En la editorial, Pili le cortó el paso al despacho.
– Pantaleón ha dicho que no pase, señor Alvear -el usted era la forma en la que Pili le recordaba en cada momento que aquello se acabó.
– ¿Está…? -Pili no le dio ninguna facilidad- … la señorita Tellado?
– Está dentro, sí. Y nada más pasar, salió Pantaleón para decirme que cuando viniera usted, le dijera que se quedara en su despacho hasta que ella se fuera. De muy mal gas. Tú sabrás que has hecho.

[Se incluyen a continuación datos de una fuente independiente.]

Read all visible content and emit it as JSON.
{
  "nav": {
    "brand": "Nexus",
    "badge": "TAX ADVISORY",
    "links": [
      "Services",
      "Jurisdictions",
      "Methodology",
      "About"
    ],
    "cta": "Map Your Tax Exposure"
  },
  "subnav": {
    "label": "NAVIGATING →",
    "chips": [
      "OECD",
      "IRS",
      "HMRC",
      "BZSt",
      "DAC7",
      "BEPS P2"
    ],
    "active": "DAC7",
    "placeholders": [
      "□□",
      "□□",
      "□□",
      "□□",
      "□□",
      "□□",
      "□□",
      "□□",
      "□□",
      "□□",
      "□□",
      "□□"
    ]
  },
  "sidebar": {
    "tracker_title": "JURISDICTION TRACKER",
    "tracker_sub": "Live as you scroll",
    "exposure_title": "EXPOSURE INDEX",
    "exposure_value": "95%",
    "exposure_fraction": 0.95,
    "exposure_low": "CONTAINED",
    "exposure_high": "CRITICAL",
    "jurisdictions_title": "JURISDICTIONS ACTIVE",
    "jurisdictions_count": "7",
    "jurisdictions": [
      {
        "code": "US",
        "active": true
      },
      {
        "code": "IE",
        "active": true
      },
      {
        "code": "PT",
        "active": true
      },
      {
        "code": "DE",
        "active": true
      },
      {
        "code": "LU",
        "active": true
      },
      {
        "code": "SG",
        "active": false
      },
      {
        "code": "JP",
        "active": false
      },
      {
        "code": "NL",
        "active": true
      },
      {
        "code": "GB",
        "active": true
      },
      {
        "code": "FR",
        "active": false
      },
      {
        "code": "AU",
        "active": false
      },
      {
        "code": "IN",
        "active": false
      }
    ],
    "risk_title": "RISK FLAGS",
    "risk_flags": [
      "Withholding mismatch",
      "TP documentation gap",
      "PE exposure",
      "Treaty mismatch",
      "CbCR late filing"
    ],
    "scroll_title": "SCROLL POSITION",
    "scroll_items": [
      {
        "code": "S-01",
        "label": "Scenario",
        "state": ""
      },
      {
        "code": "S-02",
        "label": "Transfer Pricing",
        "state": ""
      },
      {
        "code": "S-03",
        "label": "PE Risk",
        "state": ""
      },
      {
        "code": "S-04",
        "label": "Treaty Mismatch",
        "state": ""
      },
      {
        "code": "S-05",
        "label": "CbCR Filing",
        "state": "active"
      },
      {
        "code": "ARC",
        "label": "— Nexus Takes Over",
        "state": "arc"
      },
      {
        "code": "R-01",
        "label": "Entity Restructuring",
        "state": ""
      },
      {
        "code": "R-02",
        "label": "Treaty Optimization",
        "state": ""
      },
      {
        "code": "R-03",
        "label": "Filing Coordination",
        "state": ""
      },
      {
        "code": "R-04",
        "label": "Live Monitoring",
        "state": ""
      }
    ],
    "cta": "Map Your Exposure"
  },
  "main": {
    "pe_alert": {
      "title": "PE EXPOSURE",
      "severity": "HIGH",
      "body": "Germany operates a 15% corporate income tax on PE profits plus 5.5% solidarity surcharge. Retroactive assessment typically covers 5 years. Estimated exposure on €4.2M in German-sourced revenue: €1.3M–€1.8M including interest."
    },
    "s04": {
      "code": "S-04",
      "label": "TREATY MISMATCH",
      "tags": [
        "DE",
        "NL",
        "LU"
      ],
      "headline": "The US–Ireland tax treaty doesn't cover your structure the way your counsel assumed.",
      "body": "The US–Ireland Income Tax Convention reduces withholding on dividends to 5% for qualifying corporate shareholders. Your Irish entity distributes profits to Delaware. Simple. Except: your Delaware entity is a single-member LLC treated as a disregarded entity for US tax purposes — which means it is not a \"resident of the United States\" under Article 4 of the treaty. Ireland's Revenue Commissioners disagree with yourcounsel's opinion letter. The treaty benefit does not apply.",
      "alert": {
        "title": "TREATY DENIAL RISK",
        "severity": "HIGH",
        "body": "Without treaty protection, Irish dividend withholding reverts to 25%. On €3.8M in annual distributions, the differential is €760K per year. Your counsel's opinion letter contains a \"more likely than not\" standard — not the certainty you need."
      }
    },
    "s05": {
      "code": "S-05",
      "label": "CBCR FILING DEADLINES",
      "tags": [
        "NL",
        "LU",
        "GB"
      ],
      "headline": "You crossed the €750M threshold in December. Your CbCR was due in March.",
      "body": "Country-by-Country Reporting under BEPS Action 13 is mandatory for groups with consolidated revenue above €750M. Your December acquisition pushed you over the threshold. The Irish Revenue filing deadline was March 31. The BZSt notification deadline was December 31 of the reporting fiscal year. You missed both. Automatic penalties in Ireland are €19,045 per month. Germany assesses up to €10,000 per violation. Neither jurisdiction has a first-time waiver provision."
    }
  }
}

Gonzalo se retiró al suyo. El repentino tuteo le humilló, y lo hubiera compensado recordando algunos momentos especiales con Pili, pero la sombra de su tío le amenazaba. Mucho rato después, oyó los pasos decididos y la voz seca de Corín despidiéndose de su tío. Al poco, entró Pantaleón:
– Cuatro mil duros, ¿eh? Que sepas que hemos firmado por seis. Pero la factura del Palace la pagas tú, so mamón. ¡Dos habitaciones! ¡Jilipollas!